In 1880 he was elected a Deputy, but parliament was dissolved. He was re-elected in 1884, serving successive terms from 1884 to 1887, 1887–89 and 1890–91.

==The dramatist==
Building on his contacts made in journalism, between 1875 and 1883, Enes became a dramatist. He wrote eight plays in the realist style: seven dramas and one comedy.

The first of these, Os Lazaristas (1875), became notorious in Portugal and Brazil for its strongly anti-clerical message. The play centres on Bergeret, a French Lazarist priest in pursuit of riches. By preaching a corrupt and merciless version of the catholic doctrine Bergeret persuades Luísa, a young heiress, to devote herself to life in a nunnery and her fortune to the church. The play contrasts reactionary ultramontanism - represented by Bergeret - with progressive liberalism, represented by Ernesto, a young revolutionary who would be Luisa's husband.

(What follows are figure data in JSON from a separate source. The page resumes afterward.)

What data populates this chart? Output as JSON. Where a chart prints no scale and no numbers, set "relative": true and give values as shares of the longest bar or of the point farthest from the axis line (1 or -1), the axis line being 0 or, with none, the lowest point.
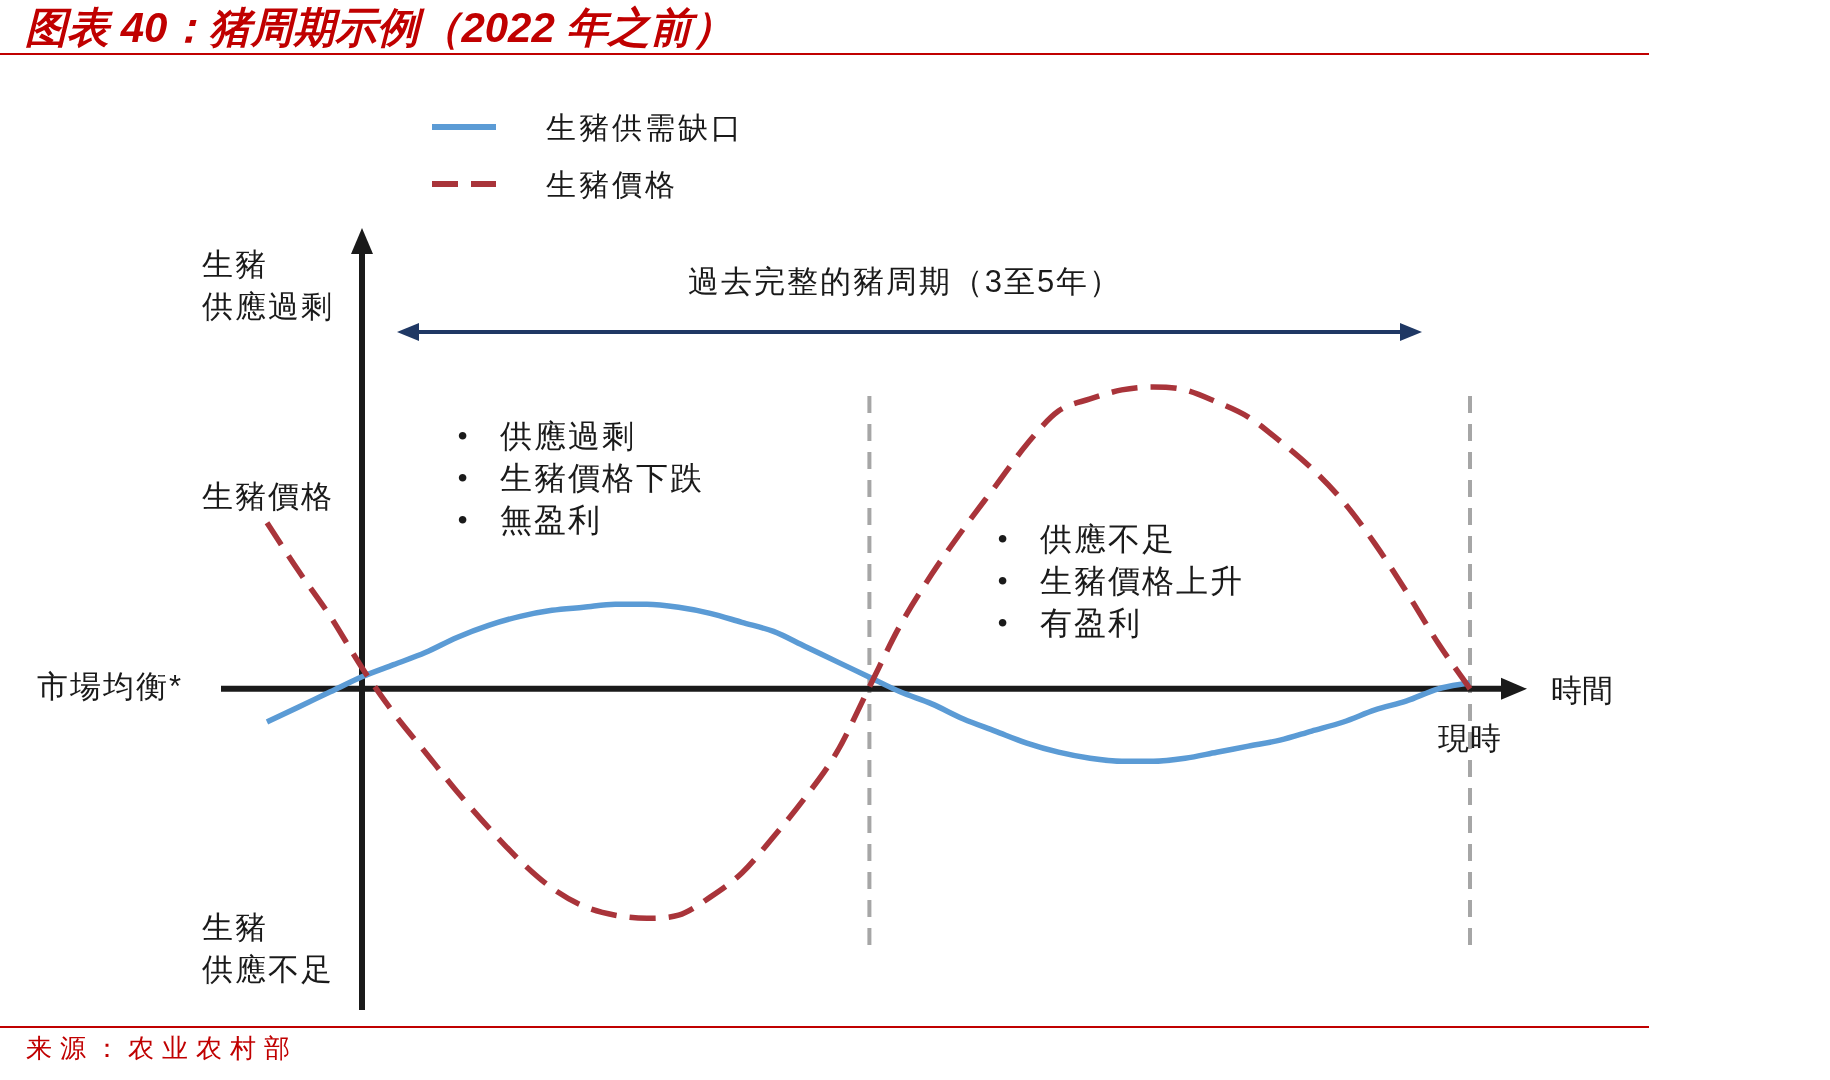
{
  "chart_data": {
    "type": "line",
    "title": "图表 40：猪周期示例（2022 年之前）",
    "xlabel": "時間",
    "relative": true,
    "legend": "top left",
    "categories": [
      null,
      null,
      null,
      null,
      null,
      null,
      null,
      null,
      null,
      null,
      null,
      null,
      null,
      null,
      null,
      null,
      null,
      null,
      null,
      null,
      null,
      null,
      null,
      null,
      null,
      null,
      null,
      null,
      null,
      null,
      null,
      null,
      null,
      null,
      null,
      null,
      null,
      null,
      null
    ],
    "series": [
      {
        "name": "生豬供需缺口",
        "color": "#5b9bd5",
        "line_style": "solid",
        "values": [
          -0.11,
          -0.06,
          -0.01,
          0.04,
          0.08,
          0.12,
          0.17,
          0.21,
          0.24,
          0.26,
          0.27,
          0.28,
          0.28,
          0.27,
          0.25,
          0.22,
          0.19,
          0.14,
          0.09,
          0.04,
          -0.01,
          -0.05,
          -0.1,
          -0.14,
          -0.18,
          -0.21,
          -0.23,
          -0.24,
          -0.24,
          -0.23,
          -0.21,
          -0.19,
          -0.17,
          -0.14,
          -0.11,
          -0.07,
          -0.04,
          0.0,
          0.02
        ]
      },
      {
        "name": "生豬價格",
        "color": "#a9343a",
        "line_style": "dashed",
        "values": [
          0.55,
          0.39,
          0.24,
          0.07,
          -0.08,
          -0.21,
          -0.34,
          -0.46,
          -0.57,
          -0.66,
          -0.72,
          -0.75,
          -0.76,
          -0.75,
          -0.69,
          -0.61,
          -0.49,
          -0.36,
          -0.21,
          0,
          0.21,
          0.38,
          0.53,
          0.67,
          0.81,
          0.92,
          0.96,
          0.99,
          1,
          0.99,
          0.95,
          0.9,
          0.82,
          0.73,
          0.62,
          0.48,
          0.32,
          0.15,
          0
        ]
      }
    ],
    "annotations": [
      "生豬",
      "供應過剩",
      "生豬價格",
      "生豬",
      "供應不足",
      "市場均衡*",
      "過去完整的豬周期（3至5年）",
      "• 供應過剩",
      "• 生豬價格下跌",
      "• 無盈利",
      "• 供應不足",
      "• 生豬價格上升",
      "• 有盈利",
      "現時",
      "来源：农业农村部"
    ]
  }
}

Enes's enthusiasm for the theatre was not limited just to writing: he was a spectator and regular visitor backstage. It was in this way that he met the actress Emília dos Anjos, whom he married and with whom he had one daughter, Luísa.

==The Government Minister and Colonial Administrator==
Immediately after the British Ultimatum of 1890, António Enes was nominated Minister of the Navy and Overseas (he served from 14 October 1890 to 25 May 1891) in the government of General João Crisóstomo de Abreu e Sousa. It was a time of intense political tension as a wave of nationalism swept Portugal following the British ultimatum. António Enes was able to maintain the necessary internal and external balances. In particular, he organised a military expedition to Portuguese Mozambique, with the objective of breaking the increasing political proximity of Gungunhana and the British. He also intervened energetically in the colonies of Portuguese São Tomé and Príncipe, Portuguese Guinea and Bié.

Enes was succeeded as minister by Júlio de Vilhena and in 1891 he was nominated High Commissioner in Mozambique, where he left his name connected with notable works including organising the expedition of Joaquim Augusto Mouzinho de Albuquerque against the Empire of Gaza and which resulted in the annexation of Gaza by Portugal. Enes wrote a book about the war against Gaza, A guerra de Africa em 1895: Memórias.

==Brazil and final return to Portugal==
In 1896 Enes was chosen to act as Minister of Portugal in Brazil and he moved to Rio de Janeiro. The objective was to rebuild friendly relationships between the two countries, which had been badly shaken by the declaration of the Brazilian republic in 1889. Enes did not enjoy this role and he repeatedly asked to be relieved of the post, which occurred only in May 1900.

On his return to Portugal, Enes once again took up journalism, founding "O Dia" and writing about politics. A few months later, with serious respiratory problems, he moved for the last time to Queluz where he died on 6 August 1901 shortly before his 53rd birthday.